UMaine Research Paper Wins Top Award From International Engineering Society
April 11, 2008
Contact: Tom Weber (207) 581-3777
ORONO -- A research paper written by Rodrigo Silva-Muñoz, a University of Maine Ph.D candidate in civil and environmental engineering, won a first-place outstanding paper award for the upcoming 2008 international conference of the Society for the Advancement of Materials and Process Engineering (SAMPE).
"Monitoring of Marine Grade Composite Doubler-Plate Joints Using Embedded Fiber Optic Strain Sensors," co-authored by Roberto Lopez-Anido, an associate professor of civil engineering, reports on research done at UMaine’s Advanced Engineered Wood Composites Center into a new structural health monitoring system for U.S. Navy vessels.
Silva-Muñoz will deliver his paper, judged the best of 261 submitted, when he and Lopez-Anido attend the SAMPE ’08 conference, "Material and Process Innovations: Changing Our World," on May 21 in Long Beach, Calif.

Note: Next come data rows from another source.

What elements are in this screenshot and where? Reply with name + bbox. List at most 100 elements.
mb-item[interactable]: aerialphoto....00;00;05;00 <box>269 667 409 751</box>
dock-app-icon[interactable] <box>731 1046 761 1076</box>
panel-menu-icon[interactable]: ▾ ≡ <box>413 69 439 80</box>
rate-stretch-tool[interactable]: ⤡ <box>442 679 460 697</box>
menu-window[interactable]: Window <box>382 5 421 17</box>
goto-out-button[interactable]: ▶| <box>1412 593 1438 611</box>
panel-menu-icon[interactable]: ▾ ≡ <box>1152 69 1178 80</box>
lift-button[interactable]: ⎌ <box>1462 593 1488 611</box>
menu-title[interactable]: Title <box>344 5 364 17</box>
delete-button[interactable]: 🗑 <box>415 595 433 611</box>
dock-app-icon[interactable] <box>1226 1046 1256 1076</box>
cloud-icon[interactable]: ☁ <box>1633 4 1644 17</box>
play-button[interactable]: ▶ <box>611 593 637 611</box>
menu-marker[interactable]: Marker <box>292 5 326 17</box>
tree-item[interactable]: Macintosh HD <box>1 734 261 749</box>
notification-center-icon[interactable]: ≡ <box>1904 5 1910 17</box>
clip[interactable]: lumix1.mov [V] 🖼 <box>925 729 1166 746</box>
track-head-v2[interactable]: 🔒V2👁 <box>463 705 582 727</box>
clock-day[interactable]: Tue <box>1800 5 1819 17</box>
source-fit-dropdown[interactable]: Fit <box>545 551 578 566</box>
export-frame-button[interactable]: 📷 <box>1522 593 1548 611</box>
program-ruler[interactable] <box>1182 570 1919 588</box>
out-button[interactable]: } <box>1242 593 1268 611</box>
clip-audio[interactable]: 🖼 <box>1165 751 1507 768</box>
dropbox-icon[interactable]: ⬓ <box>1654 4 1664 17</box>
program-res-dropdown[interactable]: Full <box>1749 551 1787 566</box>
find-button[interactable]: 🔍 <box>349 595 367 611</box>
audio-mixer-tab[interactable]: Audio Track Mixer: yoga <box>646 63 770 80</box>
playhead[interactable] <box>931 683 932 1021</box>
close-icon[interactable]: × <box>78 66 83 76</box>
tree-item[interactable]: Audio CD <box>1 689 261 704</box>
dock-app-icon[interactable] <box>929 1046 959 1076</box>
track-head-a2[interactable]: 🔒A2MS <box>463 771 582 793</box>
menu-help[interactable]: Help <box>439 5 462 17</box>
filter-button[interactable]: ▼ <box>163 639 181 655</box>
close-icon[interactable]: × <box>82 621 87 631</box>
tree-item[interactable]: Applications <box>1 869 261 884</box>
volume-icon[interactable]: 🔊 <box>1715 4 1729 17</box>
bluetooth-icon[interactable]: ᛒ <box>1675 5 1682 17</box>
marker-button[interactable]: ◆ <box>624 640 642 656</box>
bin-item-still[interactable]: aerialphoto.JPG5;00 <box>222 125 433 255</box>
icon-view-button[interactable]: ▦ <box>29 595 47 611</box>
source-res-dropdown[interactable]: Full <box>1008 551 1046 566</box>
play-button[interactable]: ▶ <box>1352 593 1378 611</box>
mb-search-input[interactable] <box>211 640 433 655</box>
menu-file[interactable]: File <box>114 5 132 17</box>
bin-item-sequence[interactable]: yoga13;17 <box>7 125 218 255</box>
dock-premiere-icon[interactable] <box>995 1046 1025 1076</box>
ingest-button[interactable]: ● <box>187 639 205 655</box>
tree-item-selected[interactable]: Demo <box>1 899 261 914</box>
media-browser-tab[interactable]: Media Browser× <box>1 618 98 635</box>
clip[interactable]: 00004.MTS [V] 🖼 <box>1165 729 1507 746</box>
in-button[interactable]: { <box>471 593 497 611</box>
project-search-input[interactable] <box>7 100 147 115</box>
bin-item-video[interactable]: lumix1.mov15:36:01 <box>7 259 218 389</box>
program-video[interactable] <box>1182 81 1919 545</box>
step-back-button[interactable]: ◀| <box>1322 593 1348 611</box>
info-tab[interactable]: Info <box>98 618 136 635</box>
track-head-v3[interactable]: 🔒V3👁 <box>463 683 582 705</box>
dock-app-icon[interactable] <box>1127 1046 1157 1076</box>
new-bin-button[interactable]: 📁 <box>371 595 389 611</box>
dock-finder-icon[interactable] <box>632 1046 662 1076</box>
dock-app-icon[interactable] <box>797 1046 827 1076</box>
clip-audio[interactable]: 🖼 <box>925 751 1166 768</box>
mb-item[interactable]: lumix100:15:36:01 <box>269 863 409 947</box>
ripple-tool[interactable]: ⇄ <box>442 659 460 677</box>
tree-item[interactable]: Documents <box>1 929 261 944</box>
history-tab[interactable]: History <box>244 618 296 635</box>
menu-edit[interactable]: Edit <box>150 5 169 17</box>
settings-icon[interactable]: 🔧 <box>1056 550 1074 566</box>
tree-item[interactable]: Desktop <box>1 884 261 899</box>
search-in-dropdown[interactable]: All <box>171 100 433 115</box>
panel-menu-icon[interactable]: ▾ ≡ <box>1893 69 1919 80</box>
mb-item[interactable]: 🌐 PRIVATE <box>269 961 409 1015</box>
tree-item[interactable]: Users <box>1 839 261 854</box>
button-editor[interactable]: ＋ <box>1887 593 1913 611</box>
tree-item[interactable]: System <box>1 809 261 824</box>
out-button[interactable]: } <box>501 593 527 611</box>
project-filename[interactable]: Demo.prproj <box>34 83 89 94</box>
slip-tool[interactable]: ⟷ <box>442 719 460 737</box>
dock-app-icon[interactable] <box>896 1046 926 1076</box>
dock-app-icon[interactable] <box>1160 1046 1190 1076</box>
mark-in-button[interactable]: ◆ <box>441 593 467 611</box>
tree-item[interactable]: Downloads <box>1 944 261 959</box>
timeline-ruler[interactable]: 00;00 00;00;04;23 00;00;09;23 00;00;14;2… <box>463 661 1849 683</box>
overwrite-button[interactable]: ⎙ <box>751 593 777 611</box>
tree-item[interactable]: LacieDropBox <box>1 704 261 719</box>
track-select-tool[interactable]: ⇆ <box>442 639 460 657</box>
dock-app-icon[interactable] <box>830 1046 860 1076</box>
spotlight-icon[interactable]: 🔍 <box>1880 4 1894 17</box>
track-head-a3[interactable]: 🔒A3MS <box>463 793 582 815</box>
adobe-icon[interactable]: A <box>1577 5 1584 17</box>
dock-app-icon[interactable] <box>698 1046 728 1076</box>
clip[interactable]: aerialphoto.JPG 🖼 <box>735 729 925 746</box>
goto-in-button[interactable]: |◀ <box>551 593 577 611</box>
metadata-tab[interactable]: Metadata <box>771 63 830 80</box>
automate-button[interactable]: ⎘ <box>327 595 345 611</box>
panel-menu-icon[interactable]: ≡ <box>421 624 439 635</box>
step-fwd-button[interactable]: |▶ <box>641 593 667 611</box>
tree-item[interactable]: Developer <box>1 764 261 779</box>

The paper will also be published in the Journal of Advanced Materials.
After receiving his doctoral degree at the end of this summer, Silva-Muñoz plans to return to his native Chile, where he will become a professor of civil engineering at the University of Concepciün.
Lopez-Anido and John Pierce Wise Sr., director of the Wise Laboratory of Environmental and Genetic Toxicology at the University of Southern Maine, were recently granted federal awards totaling nearly $1 million from the Defense Experimental Program to Stimulate Competitive Research (DEPSCoR).
The money will help support Lopez-Anido’s research into the use of fracture-based failure criterion to analyze composite joints for Navy ship hulls. Wise will examine how the repair of depleted uranium-induced DNA strand breaks protects against carcinogenesis in human bronchial cells.